Kabin ekibimiz bizim temizlenebilmemiz için gerekli temizlik maddeleriyle bizleri her zaman olduğu karşılamış ve yolcunun karşısına o şekilde çıkmamamız için gerekli ilgiyi göstermişlerdi.
Bu anımı anlatırken, bugünkü uçakları ve ekipleri görüyorum da, hem gıpta ediyor, hem gurur duyuyorum. Şimdiki teknisyen arkadaşlarımız ne dripsticklerle manual yakıt almak, ne de reverserlerin teknik arızası nedeniyle bu tür handikaplar yaşamıyorlar.
Pilotlarımız daha modern aletlerle uçuşlarını icra etmekte, çağımızda her şey elektronik ve uçaklar eskiden olduğu gibi seferlerinden bol arızalı olarak dönmüyorlar. Kısaca, pilotluk, teknisyenlik ve kabin memurluğu, bugünün şartlarında düne göre daha modern ve rahat.

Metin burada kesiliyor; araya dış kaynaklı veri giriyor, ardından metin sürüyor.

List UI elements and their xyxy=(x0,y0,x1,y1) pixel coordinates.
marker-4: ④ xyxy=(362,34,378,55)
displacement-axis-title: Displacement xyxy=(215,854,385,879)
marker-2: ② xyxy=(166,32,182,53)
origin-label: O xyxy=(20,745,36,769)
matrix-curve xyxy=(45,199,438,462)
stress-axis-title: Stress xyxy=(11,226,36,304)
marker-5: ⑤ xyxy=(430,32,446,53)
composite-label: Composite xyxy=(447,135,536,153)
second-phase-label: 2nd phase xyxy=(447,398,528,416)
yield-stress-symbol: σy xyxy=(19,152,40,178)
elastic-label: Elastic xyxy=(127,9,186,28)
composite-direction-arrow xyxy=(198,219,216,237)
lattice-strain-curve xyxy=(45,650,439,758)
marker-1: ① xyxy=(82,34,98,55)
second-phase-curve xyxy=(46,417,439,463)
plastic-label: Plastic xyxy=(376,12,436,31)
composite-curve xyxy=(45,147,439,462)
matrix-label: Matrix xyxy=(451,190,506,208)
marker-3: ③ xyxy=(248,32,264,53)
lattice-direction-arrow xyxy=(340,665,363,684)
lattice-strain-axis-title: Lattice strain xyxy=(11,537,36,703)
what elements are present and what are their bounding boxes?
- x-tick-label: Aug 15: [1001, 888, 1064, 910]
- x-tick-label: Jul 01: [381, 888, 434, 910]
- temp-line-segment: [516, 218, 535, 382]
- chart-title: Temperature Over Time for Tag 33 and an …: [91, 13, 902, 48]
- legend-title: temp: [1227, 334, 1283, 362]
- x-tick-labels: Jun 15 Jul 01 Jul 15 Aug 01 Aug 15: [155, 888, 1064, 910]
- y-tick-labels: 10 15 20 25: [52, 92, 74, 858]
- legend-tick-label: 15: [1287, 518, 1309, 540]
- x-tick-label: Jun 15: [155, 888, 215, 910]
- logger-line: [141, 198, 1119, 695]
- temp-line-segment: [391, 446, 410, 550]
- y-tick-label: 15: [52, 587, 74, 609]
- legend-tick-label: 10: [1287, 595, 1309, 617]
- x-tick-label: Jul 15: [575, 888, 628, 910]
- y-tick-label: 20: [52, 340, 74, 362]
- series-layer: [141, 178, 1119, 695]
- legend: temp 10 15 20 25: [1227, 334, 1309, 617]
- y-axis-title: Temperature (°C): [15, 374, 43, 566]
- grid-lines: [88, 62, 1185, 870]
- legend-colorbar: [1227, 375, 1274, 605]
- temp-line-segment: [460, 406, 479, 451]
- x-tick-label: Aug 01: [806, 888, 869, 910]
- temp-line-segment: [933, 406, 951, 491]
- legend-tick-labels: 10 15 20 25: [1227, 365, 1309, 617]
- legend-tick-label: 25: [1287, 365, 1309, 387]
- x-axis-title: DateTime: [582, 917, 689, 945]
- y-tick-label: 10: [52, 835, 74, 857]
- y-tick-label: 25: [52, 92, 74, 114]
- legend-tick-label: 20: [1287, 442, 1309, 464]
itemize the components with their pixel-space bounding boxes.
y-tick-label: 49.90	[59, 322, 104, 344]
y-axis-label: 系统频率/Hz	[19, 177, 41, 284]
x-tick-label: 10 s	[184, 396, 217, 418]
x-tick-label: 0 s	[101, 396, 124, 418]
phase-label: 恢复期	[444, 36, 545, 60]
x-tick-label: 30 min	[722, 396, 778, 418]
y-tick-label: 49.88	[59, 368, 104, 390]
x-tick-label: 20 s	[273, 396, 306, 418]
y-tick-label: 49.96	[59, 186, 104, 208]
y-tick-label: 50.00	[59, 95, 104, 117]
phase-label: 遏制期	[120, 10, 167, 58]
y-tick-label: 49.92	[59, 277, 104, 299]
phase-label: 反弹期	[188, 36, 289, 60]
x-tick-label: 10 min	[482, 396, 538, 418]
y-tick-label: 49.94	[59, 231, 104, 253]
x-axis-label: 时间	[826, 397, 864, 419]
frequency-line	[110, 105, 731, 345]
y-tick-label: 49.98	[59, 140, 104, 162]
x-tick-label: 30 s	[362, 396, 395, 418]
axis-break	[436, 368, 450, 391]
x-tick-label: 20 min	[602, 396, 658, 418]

Ancak, güvenirliği bu manuel uçaklarla mukayese edildiğinde ilerleyen teknolojiye rağmen tartışılır. Elbette bizden daha eski olanların; DC-3’lerde, F-27 ve Viscountlar’da çektiklerinin, bizim çektiklerimizin daha kötüsü olduğunu da vurgulamadan geçmek, onlara haksızlık olacaktır. İyi haftalar…
Not/ Bu yazı, o dönemki çilekeş B-707 kokpit, teknik ve kabin ekiplerinin yanı sıra, Stuttgart macerasını beraber yaşadığımız kaptanımız rahmetli Halil Gündüz’ün anısına ithaf olunur.